New York Penal Law 175.10 elevates falsifying business records from a misdemeanor to a class E felony when the intent includes concealing another crime

The underlying other crime Bragg argued was a federal campaign finance violation under FECA

The jury of seven men and five women deliberated for two days before returning a unanimous verdict

⚖️Justice🗳️Elections🔐Ethics

People, bills, and sources

Alvin Bragg

Manhattan District Attorney

Juan Merchan

Presiding Judge

Michael Cohen

Trump former personal attorney

Stormy Daniels

Adult film actress

Allen Weisselberg

Trump Organization CFO

Jeffrey McConney

Trump Organization comptroller

What you can do

1

research

Read the New York falsifying business records statute to understand the felony upgrade

The legal architecture of the 34 counts rests on a specific statutory upgrade mechanism.
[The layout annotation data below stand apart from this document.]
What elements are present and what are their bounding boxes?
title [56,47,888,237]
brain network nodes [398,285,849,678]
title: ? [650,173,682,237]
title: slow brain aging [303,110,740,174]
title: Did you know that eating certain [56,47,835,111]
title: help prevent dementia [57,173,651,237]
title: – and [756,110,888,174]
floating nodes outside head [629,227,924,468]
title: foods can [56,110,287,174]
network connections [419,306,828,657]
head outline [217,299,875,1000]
Reading both the statute and the indictment tells you whether prosecutors had a solid foundation or were stretching the law.

New York falsifying-records law (Penal Law 175.10) is a common white-collar charge — understanding how the misdemeanor-to-felony upgrade works helps citizens evaluate future business fraud prosecutions. Read the statute at the New York Legislature website (nysenate.gov), then read the actual indictment at the Manhattan DA's office website. The upgrade from misdemeanor to felony requires proving the records were falsified to commit or conceal another crime. In this case, prosecutors argued that other crime was a violation of federal campaign finance law. Understanding this two-step structure is key to evaluating whether the charge was a legitimate legal theory or overreach.

2

research

Look up the actual indictment and jury instructions on the New York courts website

Jury instructions are the clearest statement of what a jury was required to find to convict. Reading them directly is the most reliable way to evaluate whether a verdict was legally sound.

Citizens can look up the actual indictment and jury instructions on the New York courts website at nycourts.gov to read what prosecutors specifically alleged and what the jury was instructed to find. Jury instructions are particularly valuable: they are the exact legal standards jurors used to evaluate the evidence before reaching a guilty verdict on all 34 counts. Comparing the jury instructions to news coverage often reveals significant gaps between what the law actually required and how the case was characterized in the media.

3

research

Understand how campaign finance law defines illegal in-kind contributions

The legal theory connecting hush money to campaign finance violations has real ambiguity built into it. Understanding where that ambiguity comes from gives citizens a more honest picture of the case than partisan coverage on either side provides.

Campaign finance law limits contributions and expenditures meant to influence elections. A payment to silence a damaging story can qualify as an illegal in-kind campaign contribution if its primary purpose is to influence an election. Read the FEC's guidance on in-kind contributions at fec.gov. This is not a settled legal question — the FEC and DOJ have disagreed about when personal payments become campaign expenditures, and courts have not fully resolved it. Understanding the legal ambiguity helps citizens evaluate both prosecution and defense arguments without relying on political framing.